A Interdependência entre Energia e Água

por Leonam dos Santos Guimarães

O tema desenvolvido neste esclarecedor artigo de Leonam dos Santos Guimarães reflete uma preocupação mundial. Cresce o número de países que buscam com a urgência necessária garantias, parcerias e recursos para o desenvolvimento de projetos de utilização de tecnologia nuclear para dessalinização da água, já implementados na Argentina, Canadá, Paquistão e Rússia. No Brasil, o DES-SAL, proposto em 2016 pela Comissão Nacional de Energia Nuclear (CNEN), prevê nos dois primeiros anos em curso os projetos conceituais do reator nuclear de pequeno porte e de uma usina de dessalinização. 
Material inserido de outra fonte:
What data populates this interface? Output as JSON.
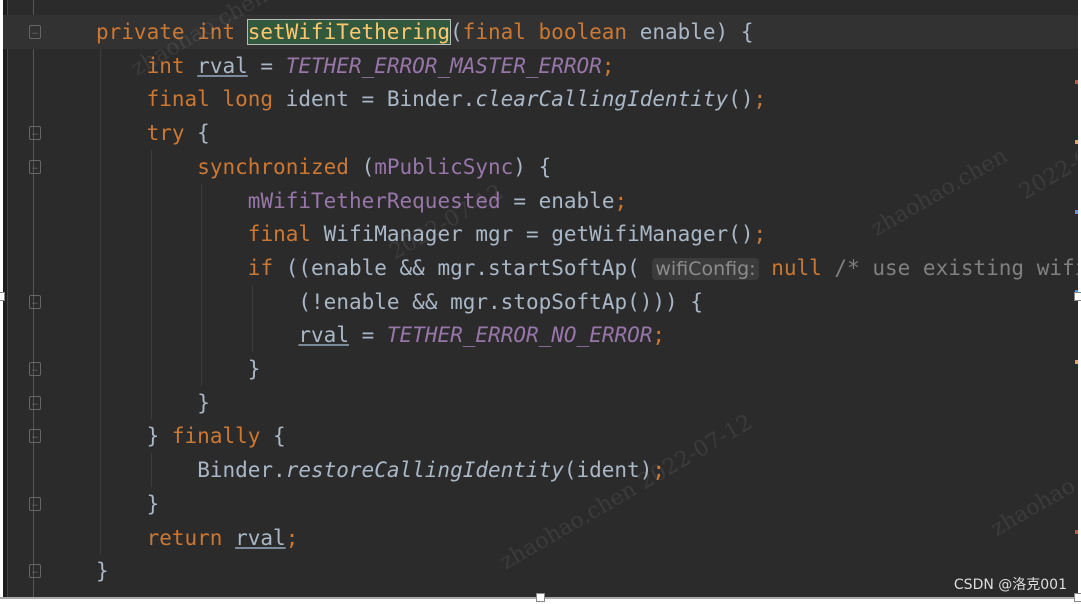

A produção de energia depende da água, principalmente para o resfriamento de usinas termelétricas, mas também na produção, transporte e processamento de combustíveis fósseis. Além disso, cada vez mais a água é usada na irrigação de culturas para produção de biomassa de uso energético. Por outro lado, a energia é vital para o funcionamento de sistemas que coletam, transportam, distribuem e tratam a água, garantindo seu fornecimento para seus diversos usos.
Tanto a energia como a água são recursos que enfrentam demandas e restrições crescentes em muitas regiões como consequência do crescimento populacional, do desenvolvimento socioeconômico e das mudanças climáticas. Sua interdependência tende, portanto, a amplificar a mútua vulnerabilidade.

Para o setor da energia as restrições à água podem pôr em causa a confiabilidade das operações das usinas termelétricas existentes, bem como a viabilidade física, econômica e ambiental de futuros projetos. Igualmente importante em termos de riscos relacionados à água enfrentados pelo setor energético, o seu uso para a produção de energia pode afetar os recursos de água doce, tanto na sua quantidade como na sua qualidade. Por outro lado, a dependência dos serviços de abastecimento de água da disponibilidade de energia afetará a capacidade de fornecer água potável e serviços de saneamento às populações.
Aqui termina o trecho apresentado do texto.